Some types of tumors have antigens or proteins that are not found in normal cells. If we could train our immune systems to identify these tumor-associated antigens, our immune cells could kill the cancer.
Cancer vaccines can target specific combinations of these antigens. BioNTech is developing one such mRNA vaccine that shows promise for people with advanced melanoma. CureVac developed one for a specific type of lung cancer, with results from early clinical trials.
Then there is the promise of personalized mRNA vaccines against cancer. If we can design an individualized vaccine that is specific to each patient’s tumor, we can train their immune system to fight their own cancer. Various research groups and companies are working on this.
Yes, there are challenges ahead
However, there are several obstacles you need to overcome before using mRNA vaccines more widely against other medical conditions.

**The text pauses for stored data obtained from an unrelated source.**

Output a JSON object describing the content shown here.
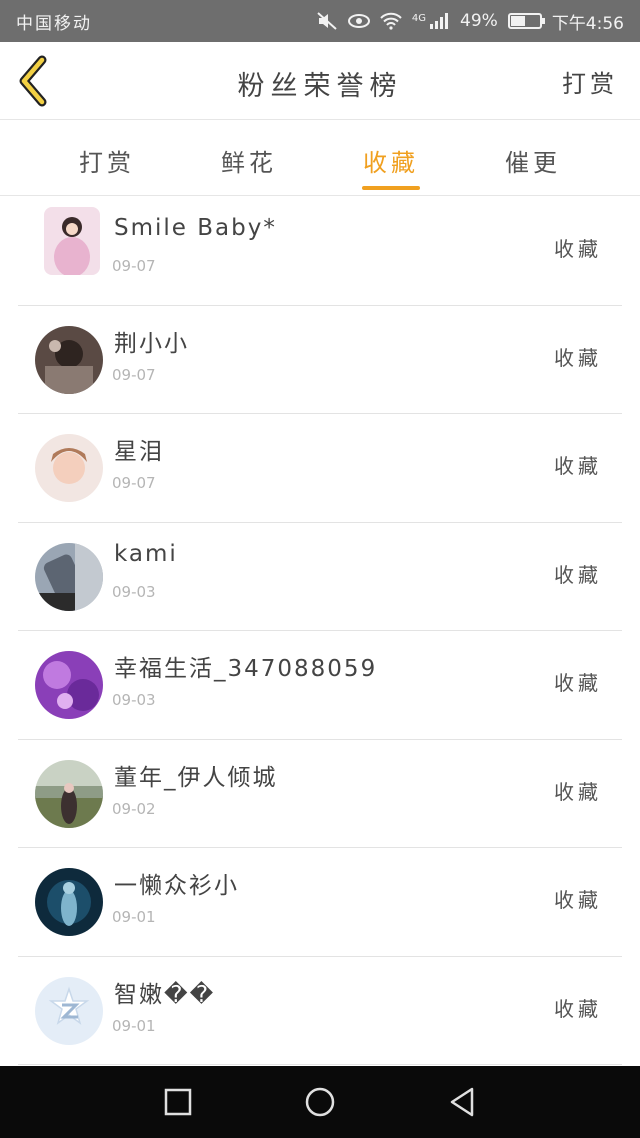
{
  "status_bar": {
    "carrier": "中国移动",
    "network": "4G",
    "battery": "49%",
    "battery_level": 0.49,
    "time": "下午4:56",
    "icons": [
      "mute-icon",
      "eye-icon",
      "wifi-icon",
      "signal-icon",
      "battery-icon"
    ]
  },
  "header": {
    "title": "粉丝荣誉榜",
    "right_action": "打赏",
    "back_icon": "chevron-left-icon"
  },
  "colors": {
    "accent": "#f0a020",
    "status_bar": "#6e6e6e",
    "nav_bar": "#0a0a0a"
  },
  "tabs": [
    {
      "label": "打赏",
      "active": false
    },
    {
      "label": "鲜花",
      "active": false
    },
    {
      "label": "收藏",
      "active": true
    },
    {
      "label": "催更",
      "active": false
    }
  ],
  "fans": [
    {
      "name": "Smile Baby*",
      "date": "09-07",
      "action": "收藏"
    },
    {
      "name": "荆小小",
      "date": "09-07",
      "action": "收藏"
    },
    {
      "name": "星泪",
      "date": "09-07",
      "action": "收藏"
    },
    {
      "name": "kami",
      "date": "09-03",
      "action": "收藏"
    },
    {
      "name": "幸福生活_347088059",
      "date": "09-03",
      "action": "收藏"
    },
    {
      "name": "董年_伊人倾城",
      "date": "09-02",
      "action": "收藏"
    },
    {
      "name": "一懒众衫小",
      "date": "09-01",
      "action": "收藏"
    },
    {
      "name": "智嫩��",
      "date": "09-01",
      "action": "收藏"
    }
  ],
  "nav_bar": {
    "icons": [
      "recent-apps-icon",
      "home-icon",
      "back-icon"
    ]
  }
}
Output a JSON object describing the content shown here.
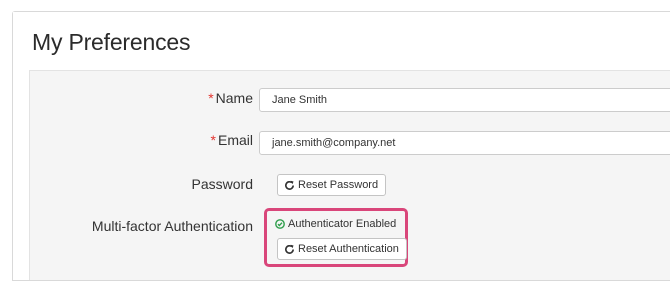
{
  "page": {
    "title": "My Preferences"
  },
  "form": {
    "name": {
      "required_marker": "*",
      "label": "Name",
      "value": "Jane Smith"
    },
    "email": {
      "required_marker": "*",
      "label": "Email",
      "value": "jane.smith@company.net"
    },
    "password": {
      "label": "Password",
      "button_label": "Reset Password",
      "button_icon": "refresh-icon"
    },
    "mfa": {
      "label": "Multi-factor Authentication",
      "status_text": "Authenticator Enabled",
      "status_icon": "check-circle-icon",
      "button_label": "Reset Authentication",
      "button_icon": "refresh-icon"
    }
  },
  "colors": {
    "required": "#e3342f",
    "highlight": "#d9467a",
    "status_ok": "#2e9e4b"
  }
}
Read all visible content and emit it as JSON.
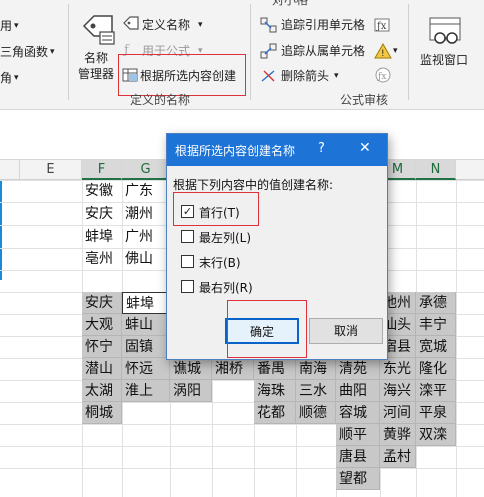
{
  "ribbon": {
    "define_group": {
      "name_manager_label_1": "名称",
      "name_manager_label_2": "管理器",
      "define_name": "定义名称",
      "use_in_formula": "用于公式",
      "create_from_selection": "根据所选内容创建",
      "group_label": "定义的名称"
    },
    "audit_group": {
      "trace_precedents": "追踪引用单元格",
      "trace_dependents": "追踪从属单元格",
      "remove_arrows": "删除箭头",
      "group_label": "公式审核",
      "watch_window": "监视窗口"
    },
    "left_fragments": {
      "row1": "用",
      "row2": "三角函数",
      "row3": "角"
    },
    "top_clip": "对小格"
  },
  "sheet": {
    "columns": [
      "E",
      "F",
      "G",
      "M",
      "N"
    ],
    "cells": {
      "F1": "安徽",
      "G1": "广东",
      "F2": "安庆",
      "G2": "潮州",
      "F3": "蚌埠",
      "G3": "广州",
      "F4": "亳州",
      "G4": "佛山",
      "F6": "安庆",
      "G6": "蚌埠",
      "M6": "池州",
      "N6": "承德",
      "F7": "大观",
      "G7": "蚌山",
      "M7": "汕头",
      "N7": "丰宁",
      "F8": "怀宁",
      "G8": "固镇",
      "M8": "宿县",
      "N8": "宽城",
      "F9": "潜山",
      "G9": "怀远",
      "H9": "谯城",
      "I9": "湘桥",
      "J9": "番禺",
      "K9": "南海",
      "L9": "清苑",
      "M9": "东光",
      "N9": "隆化",
      "F10": "太湖",
      "G10": "淮上",
      "H10": "涡阳",
      "J10": "海珠",
      "K10": "三水",
      "L10": "曲阳",
      "M10": "海兴",
      "N10": "滦平",
      "F11": "桐城",
      "J11": "花都",
      "K11": "顺德",
      "L11": "容城",
      "M11": "河间",
      "N11": "平泉",
      "L12": "顺平",
      "M12": "黄骅",
      "N12": "双滦",
      "L13": "唐县",
      "M13": "孟村",
      "L14": "望都"
    }
  },
  "dialog": {
    "title": "根据所选内容创建名称",
    "help": "?",
    "close": "✕",
    "prompt": "根据下列内容中的值创建名称:",
    "options": [
      {
        "label": "首行(T)",
        "checked": true
      },
      {
        "label": "最左列(L)",
        "checked": false
      },
      {
        "label": "末行(B)",
        "checked": false
      },
      {
        "label": "最右列(R)",
        "checked": false
      }
    ],
    "ok": "确定",
    "cancel": "取消"
  },
  "colors": {
    "title_bar": "#1e73d6",
    "highlight_box": "#e0303a",
    "selected_cells": "#c8c8c8"
  }
}
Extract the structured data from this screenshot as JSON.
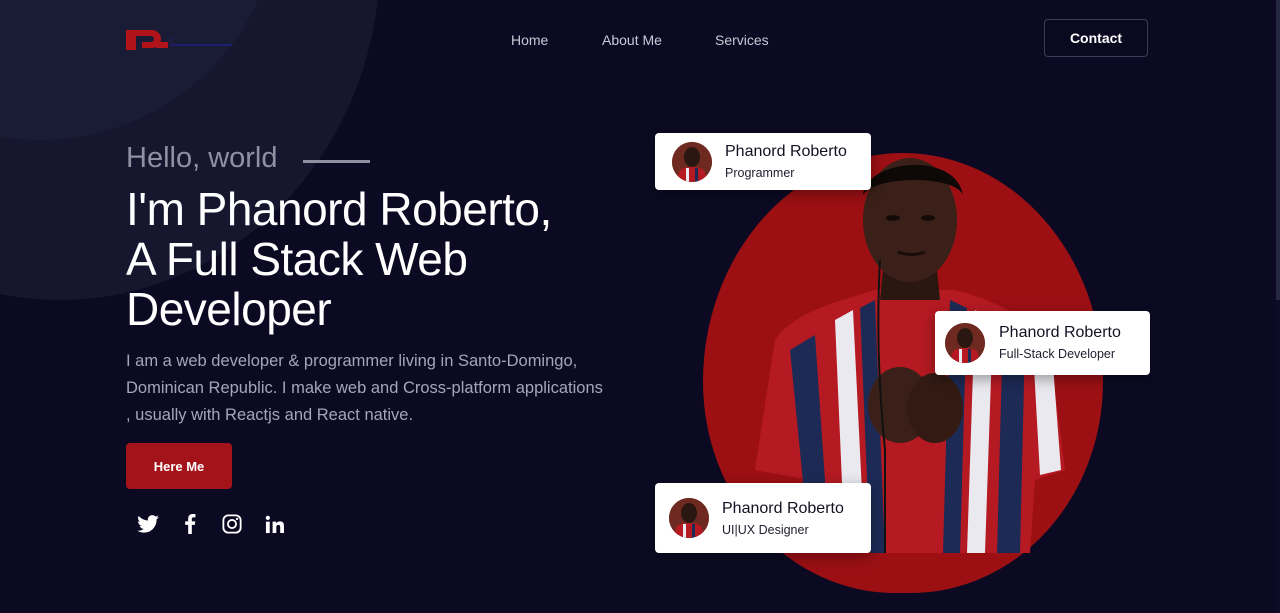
{
  "brand": {
    "logo_letter": "P"
  },
  "nav": {
    "items": [
      {
        "label": "Home"
      },
      {
        "label": "About Me"
      },
      {
        "label": "Services"
      }
    ],
    "contact_label": "Contact"
  },
  "hero": {
    "greeting": "Hello, world",
    "headline_lines": [
      "I'm Phanord Roberto,",
      "A Full Stack Web",
      "Developer"
    ],
    "intro_lines": [
      "I am a web developer & programmer living in Santo-Domingo,",
      "Dominican Republic. I make web and Cross-platform applications",
      ", usually with Reactjs and React native."
    ],
    "cta_label": "Here Me"
  },
  "socials": [
    {
      "icon": "twitter-icon"
    },
    {
      "icon": "facebook-icon"
    },
    {
      "icon": "instagram-icon"
    },
    {
      "icon": "linkedin-icon"
    }
  ],
  "cards": [
    {
      "name": "Phanord Roberto",
      "role": "Programmer"
    },
    {
      "name": "Phanord Roberto",
      "role": "Full-Stack Developer"
    },
    {
      "name": "Phanord Roberto",
      "role": "UI|UX Designer"
    }
  ],
  "colors": {
    "background": "#0b0a22",
    "accent": "#a3141a",
    "text_muted": "#a4a6b8"
  }
}
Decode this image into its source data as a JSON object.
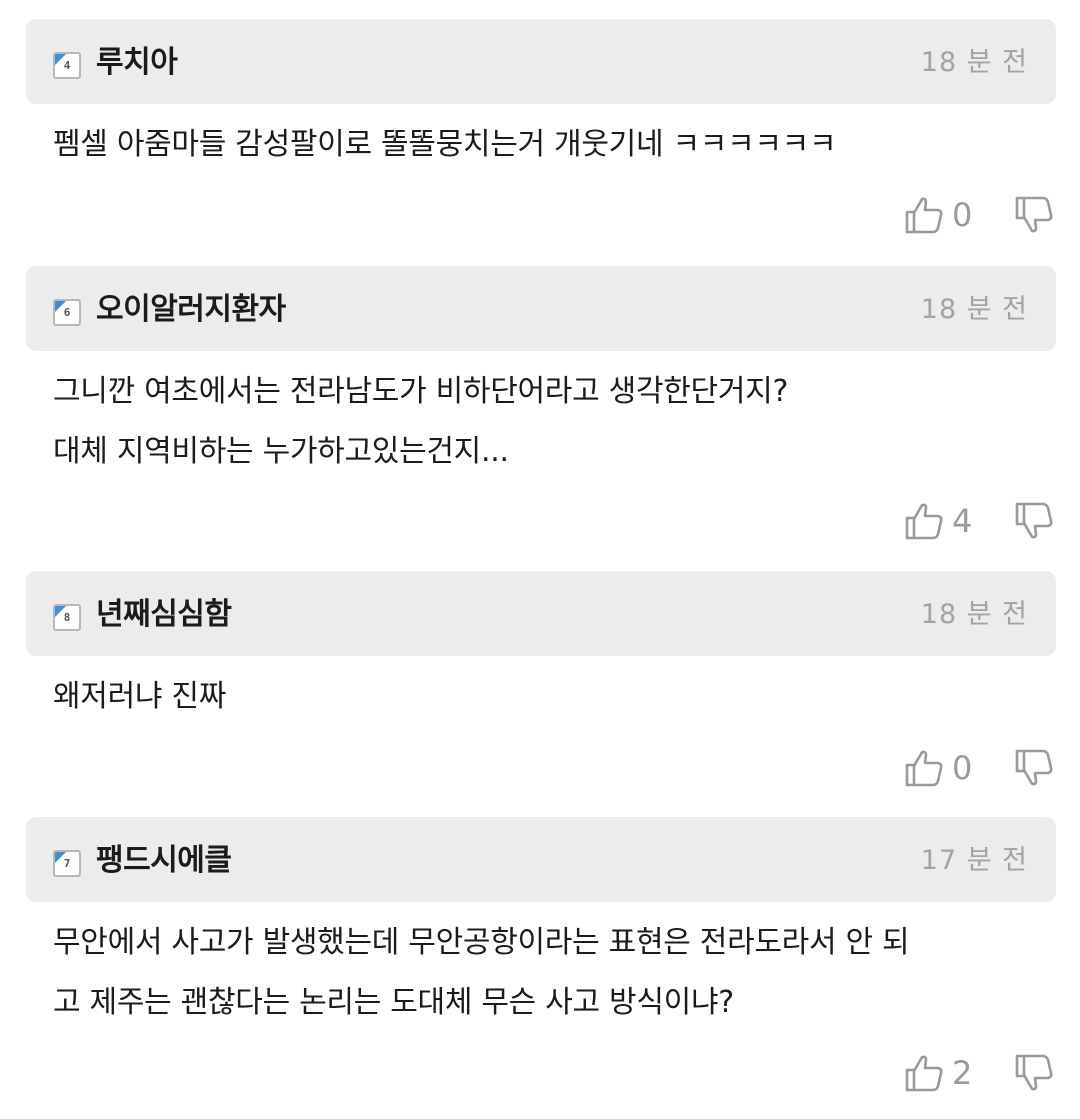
{
  "comments": [
    {
      "level": "4",
      "username": "루치아",
      "time": "18 분 전",
      "text": "펨셀 아줌마들 감성팔이로 똘똘뭉치는거 개웃기네 ㅋㅋㅋㅋㅋㅋ",
      "likes": "0",
      "like_icon": "thumbs-up-icon",
      "dislike_icon": "thumbs-down-icon"
    },
    {
      "level": "6",
      "username": "오이알러지환자",
      "time": "18 분 전",
      "text": "그니깐 여초에서는 전라남도가 비하단어라고 생각한단거지?\n대체 지역비하는 누가하고있는건지...",
      "likes": "4",
      "like_icon": "thumbs-up-icon",
      "dislike_icon": "thumbs-down-icon"
    },
    {
      "level": "8",
      "username": "년째심심함",
      "time": "18 분 전",
      "text": "왜저러냐 진짜",
      "likes": "0",
      "like_icon": "thumbs-up-icon",
      "dislike_icon": "thumbs-down-icon"
    },
    {
      "level": "7",
      "username": "팽드시에클",
      "time": "17 분 전",
      "text": "무안에서 사고가 발생했는데 무안공항이라는 표현은 전라도라서 안 되\n고 제주는 괜찮다는 논리는 도대체 무슨 사고 방식이냐?",
      "likes": "2",
      "like_icon": "thumbs-up-icon",
      "dislike_icon": "thumbs-down-icon"
    }
  ],
  "colors": {
    "header_bg": "#ececec",
    "time_text": "#a3a3a3",
    "count_text": "#9a9a9a",
    "badge_corner": "#3d8fd6"
  }
}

Current mRNA vaccines should be kept frozen, limiting their use in developing countries or in remote areas. But Moderna is working on developing an mRNA vaccine that can be stored in a refrigerator.
Researchers should also look at how these vaccines are administered in the body. While injection into the muscle works for mRNA COVID-19 vaccines, delivery in a vein may be better for cancer vaccines.
Read more: 4 things about mRNA COVID vaccines that researchers still want to find out
The vaccines must be shown to be safe and effective in large-scale clinical trials in humans, before being approved. Since regulatory bodies around the world have already approved mRNA COVID-19 vaccines, there are far fewer barriers than a year ago.
The high cost of custom mRNA cancer vaccines can also be an issue.
Finally, not all countries have the facilities to make large-scale mRNA vaccines, including Australia.
Regardless of these barriers, mRNA vaccine technology is described as disruptive and revolutionary. If we can overcome these challenges, we can possibly change how we make vaccines now and in the future.